If your more passive than that, I have a trick that works in my doctor's office. Some patients come in here smelling like they just wrestled in turds and Febreeze just ain't cutting it. Put some Vick's Vaporub under your nose. I 100% guarantee you, you won't smell them anymore (if you can stand the smell of the menthol). Works like a charm!

I'm just going to start bringing a 12-pack of Irish Spring with me, and anytime I go all-in against the hygiene-challenged, I'm gunna toss a bar up in that pot along with my chips. Consider it a bounty chip.

I'm out.
08-19-2011 , 12:11 PM
Quote:
Originally Posted by georgejoseph
Try these lines next time Stinky Mcstinkers sits next to you.

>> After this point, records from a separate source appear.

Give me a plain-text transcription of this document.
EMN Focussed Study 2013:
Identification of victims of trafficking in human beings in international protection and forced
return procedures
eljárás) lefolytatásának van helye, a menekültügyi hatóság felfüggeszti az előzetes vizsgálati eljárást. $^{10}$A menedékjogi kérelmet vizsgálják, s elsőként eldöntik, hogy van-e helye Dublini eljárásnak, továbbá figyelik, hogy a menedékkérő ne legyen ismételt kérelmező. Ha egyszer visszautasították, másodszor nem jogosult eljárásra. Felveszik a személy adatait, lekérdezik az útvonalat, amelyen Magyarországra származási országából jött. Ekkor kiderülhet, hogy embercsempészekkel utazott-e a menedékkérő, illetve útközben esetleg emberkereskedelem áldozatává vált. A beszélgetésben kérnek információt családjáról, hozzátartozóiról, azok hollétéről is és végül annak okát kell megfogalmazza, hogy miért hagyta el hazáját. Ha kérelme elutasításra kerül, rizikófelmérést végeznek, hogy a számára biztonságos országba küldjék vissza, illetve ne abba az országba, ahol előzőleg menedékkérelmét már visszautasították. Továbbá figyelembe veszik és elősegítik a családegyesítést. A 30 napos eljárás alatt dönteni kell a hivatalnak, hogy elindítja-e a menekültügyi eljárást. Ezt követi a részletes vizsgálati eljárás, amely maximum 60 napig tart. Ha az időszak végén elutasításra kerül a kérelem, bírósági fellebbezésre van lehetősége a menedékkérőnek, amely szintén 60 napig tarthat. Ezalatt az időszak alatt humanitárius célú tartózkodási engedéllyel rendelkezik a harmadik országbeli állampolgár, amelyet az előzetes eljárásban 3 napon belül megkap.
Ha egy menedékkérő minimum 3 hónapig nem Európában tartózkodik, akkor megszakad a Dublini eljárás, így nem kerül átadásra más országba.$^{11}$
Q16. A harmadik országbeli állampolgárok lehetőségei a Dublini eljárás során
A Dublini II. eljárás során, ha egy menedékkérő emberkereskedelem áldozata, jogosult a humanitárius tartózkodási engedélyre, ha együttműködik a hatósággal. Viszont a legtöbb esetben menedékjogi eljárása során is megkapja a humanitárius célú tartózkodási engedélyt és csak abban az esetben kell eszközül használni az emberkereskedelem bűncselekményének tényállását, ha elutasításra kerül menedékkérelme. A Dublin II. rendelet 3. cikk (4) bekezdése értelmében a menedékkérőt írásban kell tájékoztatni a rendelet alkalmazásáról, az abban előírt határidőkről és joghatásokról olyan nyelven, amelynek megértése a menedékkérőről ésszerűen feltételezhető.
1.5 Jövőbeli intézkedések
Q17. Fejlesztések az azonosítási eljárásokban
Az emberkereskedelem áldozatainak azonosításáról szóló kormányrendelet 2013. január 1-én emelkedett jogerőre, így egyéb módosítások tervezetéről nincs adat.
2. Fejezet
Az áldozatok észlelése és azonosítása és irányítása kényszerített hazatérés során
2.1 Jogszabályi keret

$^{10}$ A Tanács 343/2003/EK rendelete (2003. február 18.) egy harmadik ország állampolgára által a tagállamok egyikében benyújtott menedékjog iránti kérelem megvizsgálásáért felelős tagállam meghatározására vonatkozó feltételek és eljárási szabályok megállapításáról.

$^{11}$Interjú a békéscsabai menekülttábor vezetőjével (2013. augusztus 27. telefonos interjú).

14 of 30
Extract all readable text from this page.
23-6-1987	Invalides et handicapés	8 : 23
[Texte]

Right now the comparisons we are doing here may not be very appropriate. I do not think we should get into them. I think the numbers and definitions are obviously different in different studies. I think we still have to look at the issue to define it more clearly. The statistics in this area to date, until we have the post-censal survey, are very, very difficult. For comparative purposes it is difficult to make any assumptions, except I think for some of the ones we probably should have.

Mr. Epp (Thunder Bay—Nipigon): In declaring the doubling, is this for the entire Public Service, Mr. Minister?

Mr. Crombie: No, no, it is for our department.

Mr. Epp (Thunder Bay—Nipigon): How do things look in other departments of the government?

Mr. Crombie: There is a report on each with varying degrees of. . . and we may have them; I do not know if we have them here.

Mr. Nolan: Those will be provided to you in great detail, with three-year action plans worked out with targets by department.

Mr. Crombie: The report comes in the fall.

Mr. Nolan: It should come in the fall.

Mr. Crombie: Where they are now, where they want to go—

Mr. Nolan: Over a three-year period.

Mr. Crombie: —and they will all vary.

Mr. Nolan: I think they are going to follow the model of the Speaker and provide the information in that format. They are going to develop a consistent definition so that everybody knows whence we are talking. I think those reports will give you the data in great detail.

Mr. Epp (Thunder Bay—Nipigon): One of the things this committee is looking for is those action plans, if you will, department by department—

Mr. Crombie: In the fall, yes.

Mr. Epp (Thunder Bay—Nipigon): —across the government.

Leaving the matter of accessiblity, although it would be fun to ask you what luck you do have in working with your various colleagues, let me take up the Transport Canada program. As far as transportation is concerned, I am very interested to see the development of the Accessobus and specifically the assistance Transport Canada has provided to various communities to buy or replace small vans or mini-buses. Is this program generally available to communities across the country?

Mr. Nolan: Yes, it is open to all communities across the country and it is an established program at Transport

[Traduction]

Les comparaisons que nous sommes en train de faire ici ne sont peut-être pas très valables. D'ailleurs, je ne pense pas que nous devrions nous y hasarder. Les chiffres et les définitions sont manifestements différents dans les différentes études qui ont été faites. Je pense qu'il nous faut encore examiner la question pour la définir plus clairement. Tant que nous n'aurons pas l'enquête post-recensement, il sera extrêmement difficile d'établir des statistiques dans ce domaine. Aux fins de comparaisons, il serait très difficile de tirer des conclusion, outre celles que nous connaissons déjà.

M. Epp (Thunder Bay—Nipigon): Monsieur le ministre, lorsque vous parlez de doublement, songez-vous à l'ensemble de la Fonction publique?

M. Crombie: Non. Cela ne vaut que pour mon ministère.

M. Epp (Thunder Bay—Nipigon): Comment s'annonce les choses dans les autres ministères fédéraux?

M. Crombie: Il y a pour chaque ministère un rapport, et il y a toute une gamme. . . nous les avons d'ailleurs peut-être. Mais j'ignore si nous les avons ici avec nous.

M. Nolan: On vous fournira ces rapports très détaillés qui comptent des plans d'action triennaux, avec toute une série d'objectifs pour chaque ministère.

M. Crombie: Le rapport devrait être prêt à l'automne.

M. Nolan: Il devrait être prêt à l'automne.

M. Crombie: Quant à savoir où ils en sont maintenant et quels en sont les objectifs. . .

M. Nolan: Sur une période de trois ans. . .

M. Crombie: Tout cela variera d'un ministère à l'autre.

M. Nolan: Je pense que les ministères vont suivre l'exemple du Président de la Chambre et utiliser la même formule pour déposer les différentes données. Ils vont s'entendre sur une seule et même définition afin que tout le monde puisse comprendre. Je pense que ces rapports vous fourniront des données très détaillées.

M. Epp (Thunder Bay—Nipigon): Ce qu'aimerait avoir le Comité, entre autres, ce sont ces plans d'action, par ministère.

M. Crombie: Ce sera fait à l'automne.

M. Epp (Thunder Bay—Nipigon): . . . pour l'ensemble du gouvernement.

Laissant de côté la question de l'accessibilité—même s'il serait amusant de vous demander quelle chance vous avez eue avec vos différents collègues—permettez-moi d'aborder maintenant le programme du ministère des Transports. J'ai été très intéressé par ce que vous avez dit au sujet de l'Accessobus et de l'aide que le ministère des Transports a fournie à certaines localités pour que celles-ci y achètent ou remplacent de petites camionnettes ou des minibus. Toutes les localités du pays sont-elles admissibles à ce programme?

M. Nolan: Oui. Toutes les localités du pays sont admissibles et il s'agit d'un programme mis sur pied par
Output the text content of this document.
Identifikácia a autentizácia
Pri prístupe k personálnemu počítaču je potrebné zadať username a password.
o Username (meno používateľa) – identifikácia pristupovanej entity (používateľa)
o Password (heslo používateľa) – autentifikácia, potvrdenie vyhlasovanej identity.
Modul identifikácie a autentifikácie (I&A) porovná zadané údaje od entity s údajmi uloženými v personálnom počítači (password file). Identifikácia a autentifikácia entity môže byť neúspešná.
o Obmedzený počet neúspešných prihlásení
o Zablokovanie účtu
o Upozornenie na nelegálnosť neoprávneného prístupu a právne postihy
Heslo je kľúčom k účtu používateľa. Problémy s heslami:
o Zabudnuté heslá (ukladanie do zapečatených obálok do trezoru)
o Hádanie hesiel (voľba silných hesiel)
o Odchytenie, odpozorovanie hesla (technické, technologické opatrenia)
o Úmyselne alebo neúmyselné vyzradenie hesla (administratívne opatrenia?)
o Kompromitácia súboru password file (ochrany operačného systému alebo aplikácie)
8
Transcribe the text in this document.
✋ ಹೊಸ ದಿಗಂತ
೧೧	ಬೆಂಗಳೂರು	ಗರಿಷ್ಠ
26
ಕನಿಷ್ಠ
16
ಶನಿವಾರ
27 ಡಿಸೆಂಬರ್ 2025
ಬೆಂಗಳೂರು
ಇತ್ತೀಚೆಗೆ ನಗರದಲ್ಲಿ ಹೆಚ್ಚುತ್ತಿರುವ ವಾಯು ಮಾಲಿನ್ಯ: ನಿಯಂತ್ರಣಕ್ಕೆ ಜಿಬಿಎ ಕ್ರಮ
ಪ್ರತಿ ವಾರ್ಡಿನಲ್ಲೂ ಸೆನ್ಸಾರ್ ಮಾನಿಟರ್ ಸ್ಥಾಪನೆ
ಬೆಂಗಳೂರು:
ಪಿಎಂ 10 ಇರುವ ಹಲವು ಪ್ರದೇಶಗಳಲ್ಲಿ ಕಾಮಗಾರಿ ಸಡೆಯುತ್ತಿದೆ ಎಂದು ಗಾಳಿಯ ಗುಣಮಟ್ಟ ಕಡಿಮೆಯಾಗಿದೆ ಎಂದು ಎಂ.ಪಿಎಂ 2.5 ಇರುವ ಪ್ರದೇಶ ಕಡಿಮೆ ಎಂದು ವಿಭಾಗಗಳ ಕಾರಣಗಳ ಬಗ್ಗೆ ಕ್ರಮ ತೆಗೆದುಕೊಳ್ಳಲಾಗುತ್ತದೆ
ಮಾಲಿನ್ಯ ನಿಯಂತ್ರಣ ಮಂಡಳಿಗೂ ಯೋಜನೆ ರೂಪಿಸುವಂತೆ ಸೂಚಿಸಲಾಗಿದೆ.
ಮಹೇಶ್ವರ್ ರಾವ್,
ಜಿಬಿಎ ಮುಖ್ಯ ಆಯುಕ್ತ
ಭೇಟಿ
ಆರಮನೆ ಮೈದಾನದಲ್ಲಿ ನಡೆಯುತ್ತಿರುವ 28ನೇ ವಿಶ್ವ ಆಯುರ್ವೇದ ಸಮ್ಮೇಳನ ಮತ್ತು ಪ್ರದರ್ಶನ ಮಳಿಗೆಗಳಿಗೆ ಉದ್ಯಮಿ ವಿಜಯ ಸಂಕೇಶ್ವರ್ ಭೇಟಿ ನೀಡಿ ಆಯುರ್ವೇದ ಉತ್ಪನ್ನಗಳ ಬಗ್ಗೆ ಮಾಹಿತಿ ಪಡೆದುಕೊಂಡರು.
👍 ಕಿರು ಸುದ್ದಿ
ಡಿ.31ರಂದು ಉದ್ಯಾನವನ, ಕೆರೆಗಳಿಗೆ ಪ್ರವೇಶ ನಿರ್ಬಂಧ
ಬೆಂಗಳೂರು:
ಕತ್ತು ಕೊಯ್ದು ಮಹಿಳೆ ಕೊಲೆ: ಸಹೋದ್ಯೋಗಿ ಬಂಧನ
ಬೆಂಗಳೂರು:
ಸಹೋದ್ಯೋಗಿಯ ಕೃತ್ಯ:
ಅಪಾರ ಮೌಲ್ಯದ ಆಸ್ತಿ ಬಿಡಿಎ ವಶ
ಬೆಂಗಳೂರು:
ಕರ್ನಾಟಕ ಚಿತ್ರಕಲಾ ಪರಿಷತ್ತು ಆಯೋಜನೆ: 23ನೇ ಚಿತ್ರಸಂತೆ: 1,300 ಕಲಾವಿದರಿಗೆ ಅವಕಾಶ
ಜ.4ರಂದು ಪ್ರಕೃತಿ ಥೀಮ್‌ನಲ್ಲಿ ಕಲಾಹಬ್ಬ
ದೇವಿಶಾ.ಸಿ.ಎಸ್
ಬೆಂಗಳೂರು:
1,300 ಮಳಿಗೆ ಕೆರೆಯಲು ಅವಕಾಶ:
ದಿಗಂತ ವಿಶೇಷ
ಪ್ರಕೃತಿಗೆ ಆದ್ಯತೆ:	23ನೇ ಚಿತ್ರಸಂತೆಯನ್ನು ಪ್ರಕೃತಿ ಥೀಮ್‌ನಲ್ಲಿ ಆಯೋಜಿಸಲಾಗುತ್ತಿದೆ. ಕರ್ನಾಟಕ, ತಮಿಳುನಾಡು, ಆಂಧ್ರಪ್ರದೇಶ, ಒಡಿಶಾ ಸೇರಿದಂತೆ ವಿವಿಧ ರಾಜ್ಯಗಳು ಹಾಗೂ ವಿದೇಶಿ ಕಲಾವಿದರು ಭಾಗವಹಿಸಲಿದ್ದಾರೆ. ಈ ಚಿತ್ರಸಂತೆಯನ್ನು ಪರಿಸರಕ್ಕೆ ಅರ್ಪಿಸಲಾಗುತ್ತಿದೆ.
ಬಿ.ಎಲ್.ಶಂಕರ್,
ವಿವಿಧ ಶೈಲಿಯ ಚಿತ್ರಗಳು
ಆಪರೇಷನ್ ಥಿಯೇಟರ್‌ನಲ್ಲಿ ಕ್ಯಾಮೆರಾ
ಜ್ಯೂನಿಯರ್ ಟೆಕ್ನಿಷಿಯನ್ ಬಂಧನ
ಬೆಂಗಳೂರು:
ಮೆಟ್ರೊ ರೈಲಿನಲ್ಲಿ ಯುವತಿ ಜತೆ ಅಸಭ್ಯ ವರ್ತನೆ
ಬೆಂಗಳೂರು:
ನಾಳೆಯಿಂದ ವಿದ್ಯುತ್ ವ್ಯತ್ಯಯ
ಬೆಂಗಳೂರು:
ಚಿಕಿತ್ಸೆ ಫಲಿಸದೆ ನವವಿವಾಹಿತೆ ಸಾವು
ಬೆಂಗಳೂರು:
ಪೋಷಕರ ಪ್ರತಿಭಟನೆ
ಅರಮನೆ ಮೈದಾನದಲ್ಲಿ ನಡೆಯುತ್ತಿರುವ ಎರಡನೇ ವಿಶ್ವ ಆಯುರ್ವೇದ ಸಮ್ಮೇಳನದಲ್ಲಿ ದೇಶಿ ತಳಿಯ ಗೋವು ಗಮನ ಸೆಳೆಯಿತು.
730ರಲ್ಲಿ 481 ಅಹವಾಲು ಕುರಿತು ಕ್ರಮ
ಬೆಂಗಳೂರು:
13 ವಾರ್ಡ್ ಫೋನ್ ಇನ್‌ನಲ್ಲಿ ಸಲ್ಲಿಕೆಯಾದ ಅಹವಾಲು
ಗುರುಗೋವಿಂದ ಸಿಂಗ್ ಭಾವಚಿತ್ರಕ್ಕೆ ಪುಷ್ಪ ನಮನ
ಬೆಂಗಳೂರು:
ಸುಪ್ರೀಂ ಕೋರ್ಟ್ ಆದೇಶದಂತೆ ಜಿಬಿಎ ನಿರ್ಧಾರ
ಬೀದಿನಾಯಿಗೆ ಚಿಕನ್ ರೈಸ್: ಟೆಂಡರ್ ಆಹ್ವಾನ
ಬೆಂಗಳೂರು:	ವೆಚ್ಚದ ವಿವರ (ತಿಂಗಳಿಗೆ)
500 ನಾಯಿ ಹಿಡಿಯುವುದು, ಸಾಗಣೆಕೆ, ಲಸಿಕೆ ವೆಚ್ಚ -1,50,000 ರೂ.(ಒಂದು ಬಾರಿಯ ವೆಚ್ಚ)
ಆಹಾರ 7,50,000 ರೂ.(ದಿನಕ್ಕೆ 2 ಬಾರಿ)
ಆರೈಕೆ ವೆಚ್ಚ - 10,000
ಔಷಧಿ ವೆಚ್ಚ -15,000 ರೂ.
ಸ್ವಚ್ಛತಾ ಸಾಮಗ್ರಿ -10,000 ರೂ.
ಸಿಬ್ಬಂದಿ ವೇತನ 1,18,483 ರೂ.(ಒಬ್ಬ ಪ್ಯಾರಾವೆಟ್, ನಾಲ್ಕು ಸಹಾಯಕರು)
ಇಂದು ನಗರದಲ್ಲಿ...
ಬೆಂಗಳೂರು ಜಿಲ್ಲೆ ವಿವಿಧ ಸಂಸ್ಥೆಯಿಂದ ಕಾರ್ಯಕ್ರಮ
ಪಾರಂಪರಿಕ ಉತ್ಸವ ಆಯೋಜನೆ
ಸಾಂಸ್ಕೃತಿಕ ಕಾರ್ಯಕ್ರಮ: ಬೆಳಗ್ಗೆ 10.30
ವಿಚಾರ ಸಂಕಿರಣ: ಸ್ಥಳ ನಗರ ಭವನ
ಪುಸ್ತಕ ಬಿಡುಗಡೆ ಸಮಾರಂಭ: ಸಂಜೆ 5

"Hey, is it me or does it smell like rotten ass in here"
"Excuse me sir, do you happen to have any mints on you? No? I didnt think so"
"ok, who forgot to shower this year"
"Sir, did you find that nice shirt in the dumpster?"
"Sir/maam did your cat piss on you before you left the house"
"sir, is the mens bathroom out of toilet paper?"
"sir, did someone accidently crap in your mouth today while you were sleeping?"
PRETTY SURE I'm going to use "sir, is the mens bathroom out of toilet paper?" next time I draw a bad seat!! HAHA these are awesome
08-22-2011 , 12:57 AM
I used to work in a room where a guy who came in always had a backpack with some personal items. Cell charger, laptop, phone etc. He also always had a couple cheap air freshners he would pull out and set on the rail of the table if someone else smelled. SOme were even small enough that he would use them as his card protector.
08-22-2011 , 03:04 AM
There's a pretty infamous reg in one san diego cardroom that is completely paralyzed from the waste down and wears a diaper. Sometimes the smell gets so bad people complain but he doesn't give a **** (literally) and keeps playing.